Design, synthesis, and structure-activity relationship of 6-alkynylpyrimidines as potent adenosine kinase inhibitors
Gomtsyan, Arthur,Didomenico, Stanley,Lee, Chih-Hung,Matulenko, Mark A.,Kim, Ki,Kowaluk, Elizabeth A.,Wismer, Carol T.,Mikusa, Joe,Yu, Haixia,Kohlhaas, Kathy,Jarvis, Michael F.,Bhagwatt, Shripad S.
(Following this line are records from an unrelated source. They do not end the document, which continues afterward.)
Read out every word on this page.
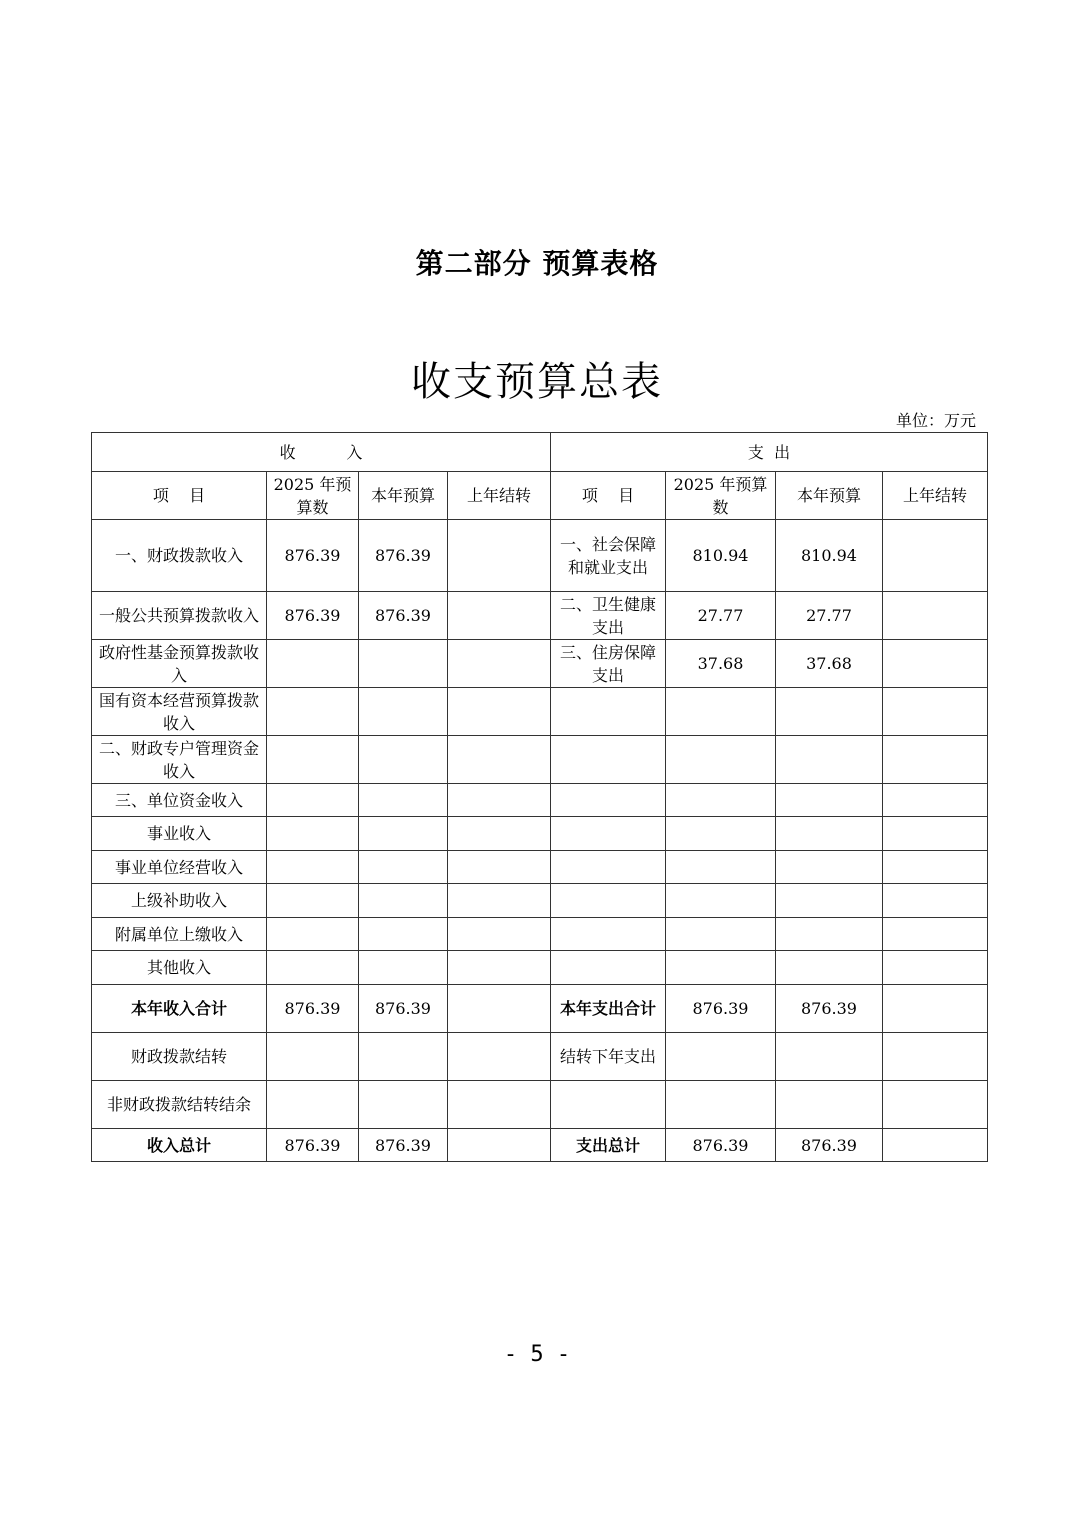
第二部分 预算表格
收支预算总表
单位：万元
收          入				支  出			
项    目	2025 年预算数	本年预算	上年结转	项    目	2025 年预算数	本年预算	上年结转
一、财政拨款收入	876.39	876.39		一、社会保障和就业支出	810.94	810.94	
一般公共预算拨款收入	876.39	876.39		二、卫生健康支出	27.77	27.77	
政府性基金预算拨款收入				三、住房保障支出	37.68	37.68	
国有资本经营预算拨款收入							
二、财政专户管理资金收入							
三、单位资金收入							
事业收入							
事业单位经营收入							
上级补助收入							
附属单位上缴收入							
其他收入							
本年收入合计	876.39	876.39		本年支出合计	876.39	876.39	
财政拨款结转				结转下年支出			
非财政拨款结转结余							
收入总计	876.39	876.39		支出总计	876.39	876.39	
- 5 -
, p. 3639 - 3648 (2007/10/03)
Adenosine (ADO) is an extracellular signaling molecule within the central and peripheral nervous system. Its concentration is increased at sites of tissue injury and inflammation. One of the mechanisms by which antinociceptive and antiinflammatory effects of ADO can be enhanced consists of inhibition of adenosine kinase (AK), the primary metabolic enzyme for ADO. Novel nonnucleoside AK inhibitors based on 4-amino-6-alkynylpyrimidines were prepared, and the importance of the length of the linker at the 5-position for high affinity AK inhibition was demonstrated. Compounds with 2- and 3-atom linkers were the most potent AK inhibitors. Optimization of their physicochemical properties led to 31a and 37a that effectively reduced pain and inflammation in animal models.